OTA Calls for Increase to Minimum Commercial Vehicle Liability Insurance
The Ontario Trucking Association is making a series of recommendations to the provincial government to update the Truck Transportation Act (TTA). The TTA came into force on January 30, 1989 ushering in the economic deregulation of intraprovincial trucking.
The association is recommending that the minimum statutory requirement of $one million of PL/PD coverage should be increased to $five million. OTA is also recommending that the requirement for operating authorities be maintained, arguing that the elimination of operating authorities and the resultant total reliance on CVOR would have a negative impact on safety and create a non-level playing field within the industry.
Without an operating authority, the notion of the “operative CVOR” would disappear and all any carrier, load broker or other business would have to do to avoid CVOR liabilities and sanctions would be to hire owner-operators with their own CVOR numbers.
The TTA, says the OTA, has achieved its goal of increasing competition and the array of services available to shippers. But the OTA maintains that much within the TTA is now of little relevance, constituting a needless drain on the administrative resources of MTO. There are many sections that have never been enforced, or that obviously do not accomplish their intended purpose, that could be repealed.

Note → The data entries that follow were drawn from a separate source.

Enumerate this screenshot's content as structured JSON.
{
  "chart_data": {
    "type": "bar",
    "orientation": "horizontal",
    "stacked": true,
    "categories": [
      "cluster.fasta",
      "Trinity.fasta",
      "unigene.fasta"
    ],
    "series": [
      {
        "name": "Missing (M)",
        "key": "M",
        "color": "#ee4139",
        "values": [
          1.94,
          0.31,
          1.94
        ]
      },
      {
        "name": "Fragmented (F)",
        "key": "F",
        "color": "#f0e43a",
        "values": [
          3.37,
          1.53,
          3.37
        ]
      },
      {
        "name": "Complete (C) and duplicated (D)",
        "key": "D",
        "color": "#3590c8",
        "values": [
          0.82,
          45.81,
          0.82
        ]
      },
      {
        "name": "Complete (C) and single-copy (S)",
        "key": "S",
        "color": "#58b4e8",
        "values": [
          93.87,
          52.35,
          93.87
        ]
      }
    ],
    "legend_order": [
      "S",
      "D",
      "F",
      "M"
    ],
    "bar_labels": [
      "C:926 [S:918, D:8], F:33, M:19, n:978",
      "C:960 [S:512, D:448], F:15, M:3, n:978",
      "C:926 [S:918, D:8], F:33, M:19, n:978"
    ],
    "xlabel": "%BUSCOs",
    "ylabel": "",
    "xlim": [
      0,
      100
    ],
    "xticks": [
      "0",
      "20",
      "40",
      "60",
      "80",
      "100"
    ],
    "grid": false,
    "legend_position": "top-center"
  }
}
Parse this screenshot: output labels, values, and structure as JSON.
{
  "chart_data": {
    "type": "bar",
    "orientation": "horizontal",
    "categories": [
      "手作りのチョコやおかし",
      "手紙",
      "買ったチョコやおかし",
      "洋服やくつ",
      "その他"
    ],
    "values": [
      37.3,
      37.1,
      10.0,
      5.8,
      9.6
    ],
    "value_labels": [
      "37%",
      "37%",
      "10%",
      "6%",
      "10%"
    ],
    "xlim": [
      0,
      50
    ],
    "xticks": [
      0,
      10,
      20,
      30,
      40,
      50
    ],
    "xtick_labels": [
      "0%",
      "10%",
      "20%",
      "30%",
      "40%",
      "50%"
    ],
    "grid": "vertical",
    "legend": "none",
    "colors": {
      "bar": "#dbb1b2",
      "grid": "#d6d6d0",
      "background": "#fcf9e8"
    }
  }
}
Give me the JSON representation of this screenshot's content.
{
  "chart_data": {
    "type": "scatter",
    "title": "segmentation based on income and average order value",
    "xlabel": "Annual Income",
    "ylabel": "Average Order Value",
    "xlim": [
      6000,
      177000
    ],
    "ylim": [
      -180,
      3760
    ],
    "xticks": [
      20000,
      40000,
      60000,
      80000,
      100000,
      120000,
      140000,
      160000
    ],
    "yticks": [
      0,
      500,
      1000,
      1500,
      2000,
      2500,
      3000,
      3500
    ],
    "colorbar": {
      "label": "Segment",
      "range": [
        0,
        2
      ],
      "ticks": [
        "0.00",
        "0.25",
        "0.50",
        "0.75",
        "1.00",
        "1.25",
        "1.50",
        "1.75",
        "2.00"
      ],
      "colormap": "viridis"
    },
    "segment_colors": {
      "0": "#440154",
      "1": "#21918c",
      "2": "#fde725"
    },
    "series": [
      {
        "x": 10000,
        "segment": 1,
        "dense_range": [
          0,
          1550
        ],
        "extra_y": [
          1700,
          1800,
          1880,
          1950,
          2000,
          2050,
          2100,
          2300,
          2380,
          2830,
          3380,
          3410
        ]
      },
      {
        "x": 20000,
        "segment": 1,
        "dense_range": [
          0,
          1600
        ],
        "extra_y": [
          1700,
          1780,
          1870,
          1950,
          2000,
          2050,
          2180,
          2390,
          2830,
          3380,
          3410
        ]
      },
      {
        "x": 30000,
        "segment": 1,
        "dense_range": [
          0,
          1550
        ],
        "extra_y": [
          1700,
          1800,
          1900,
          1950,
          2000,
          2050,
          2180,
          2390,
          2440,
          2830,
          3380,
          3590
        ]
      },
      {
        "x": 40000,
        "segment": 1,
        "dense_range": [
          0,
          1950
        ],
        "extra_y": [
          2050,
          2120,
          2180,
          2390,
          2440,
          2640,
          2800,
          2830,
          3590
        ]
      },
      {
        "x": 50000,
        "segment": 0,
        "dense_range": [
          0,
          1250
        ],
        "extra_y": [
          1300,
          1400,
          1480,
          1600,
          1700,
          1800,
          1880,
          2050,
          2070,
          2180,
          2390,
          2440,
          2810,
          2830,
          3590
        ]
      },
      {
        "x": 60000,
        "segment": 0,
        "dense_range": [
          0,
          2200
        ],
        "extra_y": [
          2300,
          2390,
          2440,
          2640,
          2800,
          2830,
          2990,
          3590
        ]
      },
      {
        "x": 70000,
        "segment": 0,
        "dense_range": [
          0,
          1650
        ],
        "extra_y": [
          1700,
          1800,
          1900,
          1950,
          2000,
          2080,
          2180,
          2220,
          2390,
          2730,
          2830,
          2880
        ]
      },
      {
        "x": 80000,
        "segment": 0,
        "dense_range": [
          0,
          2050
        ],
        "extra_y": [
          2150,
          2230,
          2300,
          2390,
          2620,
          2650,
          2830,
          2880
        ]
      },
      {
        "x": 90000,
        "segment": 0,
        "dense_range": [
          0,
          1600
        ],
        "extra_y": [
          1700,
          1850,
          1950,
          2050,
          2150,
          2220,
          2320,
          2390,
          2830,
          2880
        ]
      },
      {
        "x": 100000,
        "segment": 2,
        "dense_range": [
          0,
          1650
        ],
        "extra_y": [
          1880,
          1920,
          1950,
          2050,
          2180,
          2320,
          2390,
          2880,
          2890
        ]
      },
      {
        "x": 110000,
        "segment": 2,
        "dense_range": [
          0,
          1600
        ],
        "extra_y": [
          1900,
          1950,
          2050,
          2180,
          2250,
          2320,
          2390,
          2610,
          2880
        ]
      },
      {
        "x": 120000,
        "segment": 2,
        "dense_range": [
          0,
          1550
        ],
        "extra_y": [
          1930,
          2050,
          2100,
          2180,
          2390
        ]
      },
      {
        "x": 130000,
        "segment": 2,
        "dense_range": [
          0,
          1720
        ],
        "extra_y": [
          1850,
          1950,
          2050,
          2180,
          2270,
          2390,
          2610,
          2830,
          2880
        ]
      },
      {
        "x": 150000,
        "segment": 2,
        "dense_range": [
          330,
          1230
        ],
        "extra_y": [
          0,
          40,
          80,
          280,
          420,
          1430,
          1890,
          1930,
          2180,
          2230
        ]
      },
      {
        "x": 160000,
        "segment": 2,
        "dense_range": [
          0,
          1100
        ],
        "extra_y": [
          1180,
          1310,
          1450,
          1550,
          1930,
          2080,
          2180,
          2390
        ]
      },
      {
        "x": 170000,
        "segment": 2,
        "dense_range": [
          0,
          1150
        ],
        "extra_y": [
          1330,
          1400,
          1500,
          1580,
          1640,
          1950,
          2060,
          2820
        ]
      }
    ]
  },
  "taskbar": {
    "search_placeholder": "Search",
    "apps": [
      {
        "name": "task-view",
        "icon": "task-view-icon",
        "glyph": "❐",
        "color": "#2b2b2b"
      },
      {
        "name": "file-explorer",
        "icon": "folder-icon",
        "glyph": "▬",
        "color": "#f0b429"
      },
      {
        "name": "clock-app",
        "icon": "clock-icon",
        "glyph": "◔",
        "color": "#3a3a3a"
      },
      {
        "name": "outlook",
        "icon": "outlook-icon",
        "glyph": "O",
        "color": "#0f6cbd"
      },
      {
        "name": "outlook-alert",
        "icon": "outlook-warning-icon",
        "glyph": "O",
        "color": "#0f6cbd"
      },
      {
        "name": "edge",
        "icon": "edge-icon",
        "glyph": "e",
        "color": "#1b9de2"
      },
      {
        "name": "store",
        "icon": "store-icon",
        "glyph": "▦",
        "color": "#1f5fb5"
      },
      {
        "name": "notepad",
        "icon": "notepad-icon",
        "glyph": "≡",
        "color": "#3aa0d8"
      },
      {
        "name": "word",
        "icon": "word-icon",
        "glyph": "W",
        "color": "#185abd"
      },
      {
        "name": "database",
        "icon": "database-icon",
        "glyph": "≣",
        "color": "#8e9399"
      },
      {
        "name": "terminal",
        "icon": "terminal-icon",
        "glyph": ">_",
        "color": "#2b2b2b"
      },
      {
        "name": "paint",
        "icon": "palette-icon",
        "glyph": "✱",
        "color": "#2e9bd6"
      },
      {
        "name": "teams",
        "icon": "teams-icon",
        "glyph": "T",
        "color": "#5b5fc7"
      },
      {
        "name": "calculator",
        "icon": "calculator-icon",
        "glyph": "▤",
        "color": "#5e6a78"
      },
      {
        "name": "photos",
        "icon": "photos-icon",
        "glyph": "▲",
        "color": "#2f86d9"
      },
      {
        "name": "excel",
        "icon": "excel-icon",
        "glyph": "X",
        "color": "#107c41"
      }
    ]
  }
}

This includes such things as the load broker requirements, the owner driver licenses and single source operating authorities and the customs and immigration conditions (which are a federal responsibility).
However, OTA suggests that one requirement in particular be kept: that out-of-province carriers have an agent in Ontario, the conditions of carriage and the requirements for a bill of lading. It is likely that shippers would want to keep the requirements relating to cargo insurance. OTA would not oppose this but would want to see some quid pro quo in the form of shipper liability for payment to carriers in the event of non-payment by a load broker.
Finally, OTA believes the TTA should be amended to clarify what documents can be seized when a vehicle is stopped by an enforcement officer.